THE CURSE OF THE BAMBINO, PART 2 ...
A POWERFUL RED SOX TEAM FAILS
IN THE WORLD SERIES ...
A great catch and doubleplay in
the ninth loses it for the Sox
August 1, 1946 ... Jackie Conway sold himself unanimously to one of the largest Ladies' Day crowds in baseball history, as the Indians took a deciding game of the current series with the
Red Sox, in a 2 to 1 thriller. With the bases loaded and only one out, in the first half of the ninth inning, Conway made a spectacular stab of a sinking Glenn Russell line drive and then doubled up pinch runner Don Gutteridge at first base to end the game with a crash.

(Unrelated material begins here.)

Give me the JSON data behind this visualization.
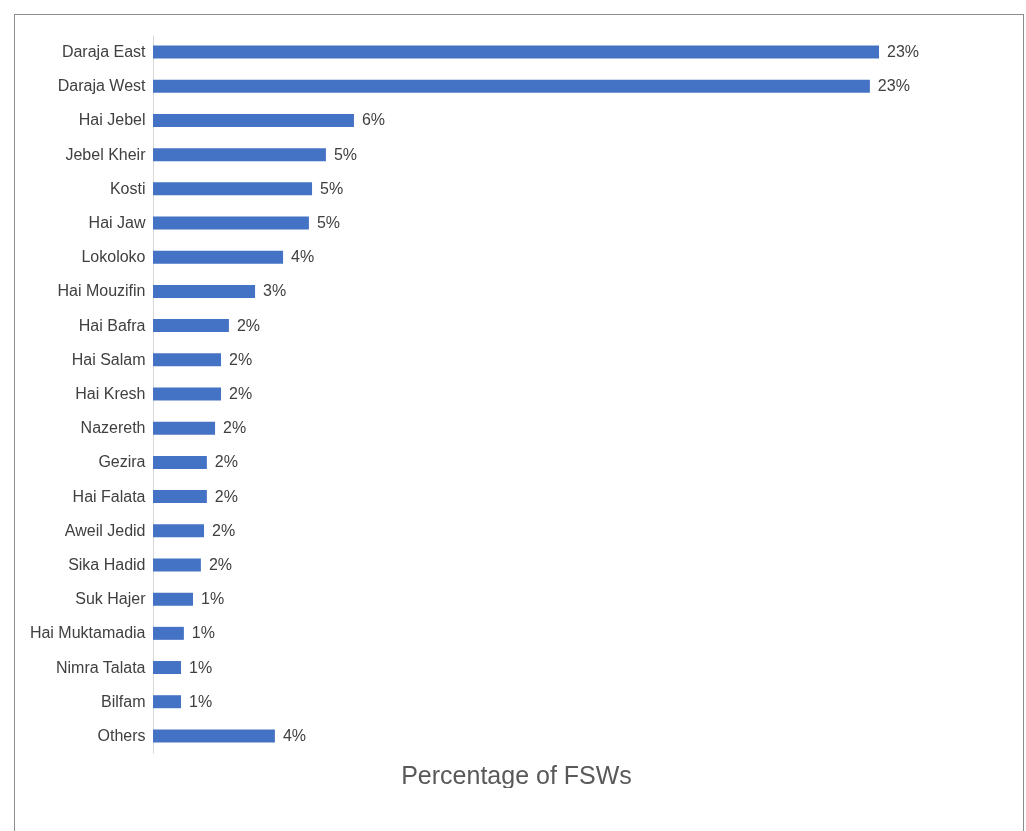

Bill (Barnum) Veeck gave the ladies in the crowd free nylons, further endearing the new owner to the fans. Because of the unprecedented and unexpected crunch of the fair sex, the start of the game was held up 20 minutes. But from the Boston standpoint, the whole story was condensed into the
ninth inning, which also saw for the first time this year, Dom DiMaggio yanked for a pinch-hitter.

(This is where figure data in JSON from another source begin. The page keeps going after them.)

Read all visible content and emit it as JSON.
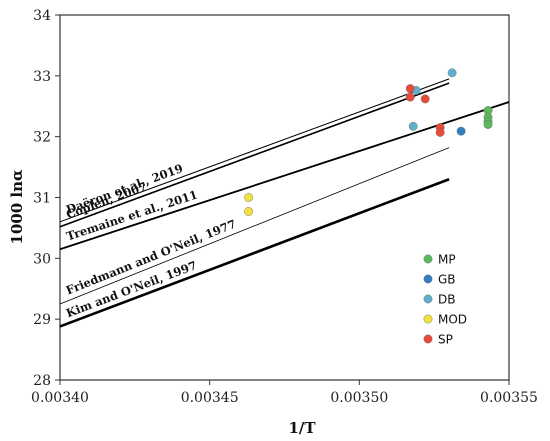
{
  "chart_data": {
    "type": "scatter",
    "title": "",
    "xlabel": "1/T",
    "ylabel": "1000 lnα",
    "xlim": [
      0.0034,
      0.00355
    ],
    "ylim": [
      28,
      34
    ],
    "xticks": [
      "0.00340",
      "0.00345",
      "0.00350",
      "0.00355"
    ],
    "yticks": [
      "28",
      "29",
      "30",
      "31",
      "32",
      "33",
      "34"
    ],
    "xtick_values": [
      0.0034,
      0.00345,
      0.0035,
      0.00355
    ],
    "ytick_values": [
      28,
      29,
      30,
      31,
      32,
      33,
      34
    ],
    "lines": [
      {
        "name": "Daëron et al., 2019",
        "x": [
          0.0034,
          0.00353
        ],
        "y": [
          30.6,
          32.95
        ],
        "width": 1.0
      },
      {
        "name": "Coplen, 2007",
        "x": [
          0.0034,
          0.00353
        ],
        "y": [
          30.52,
          32.88
        ],
        "width": 1.6
      },
      {
        "name": "Tremaine et al., 2011",
        "x": [
          0.0034,
          0.00355
        ],
        "y": [
          30.15,
          32.57
        ],
        "width": 1.8
      },
      {
        "name": "Friedmann and O'Neil, 1977",
        "x": [
          0.0034,
          0.00353
        ],
        "y": [
          29.25,
          31.82
        ],
        "width": 0.8
      },
      {
        "name": "Kim and O'Neil, 1997",
        "x": [
          0.0034,
          0.00353
        ],
        "y": [
          28.88,
          31.3
        ],
        "width": 2.6
      }
    ],
    "series": [
      {
        "name": "MP",
        "color": "#5cb85c",
        "x": [
          0.003543,
          0.003543,
          0.003543,
          0.003543
        ],
        "y": [
          32.43,
          32.32,
          32.25,
          32.2
        ]
      },
      {
        "name": "GB",
        "color": "#2f7fc1",
        "x": [
          0.003534
        ],
        "y": [
          32.09
        ]
      },
      {
        "name": "DB",
        "color": "#5fb0cc",
        "x": [
          0.003531,
          0.003519,
          0.003518
        ],
        "y": [
          33.05,
          32.76,
          32.17
        ]
      },
      {
        "name": "MOD",
        "color": "#f0e040",
        "x": [
          0.003463,
          0.003463
        ],
        "y": [
          31.0,
          30.77
        ]
      },
      {
        "name": "SP",
        "color": "#e84a3c",
        "x": [
          0.003517,
          0.003517,
          0.003522,
          0.003527,
          0.003527
        ],
        "y": [
          32.79,
          32.65,
          32.62,
          32.15,
          32.07
        ]
      }
    ],
    "legend_position": "bottom-right",
    "grid": false
  }
}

With perfect fielding, Mel Harder and Joe Dobson would have had a scoreless deadlock going into the final round. The Sox helped the Indians to two runs in the third inning as Pat Seerey misjudging a Ted Williams line drive into a double, that led to the solitary Red Sox run in the fourth
After Ted had dribbled out to Harder to start the last inning, Rudy York and Bobby Doerr both singled. Paul Campbell, running for York, scooted to third on Doerr's base hit to center field. DiMaggio was walking to the plate, when Joe Cronin called him back and sent out Hal Wagner, who had
been sitting out with a shoulder bruise. When the switch was made, Lou Boudreau
went to Joe Berry from the Indians bullpen and sent Harder to the showers.
Berry started by walking Wagner on a 3-2 pitch and Gutteridge when in to run for him. Then Glenn Russell made two great tries to break it up. He pulled a ball past third that was an inch foul and then shifted the other way only to be con founded by Conway. Jackie grabbed Russell's liner at
full tilt, no more than 6 inches above the dirt and fired to first.
Most of the Red Sox team flew to Detroit immediately after the game, with a party that followed by taking a train in the evening. Bill Veeck announced that all the Indians home games would be played at the big Stadium and not be divided up between here and League Park next year.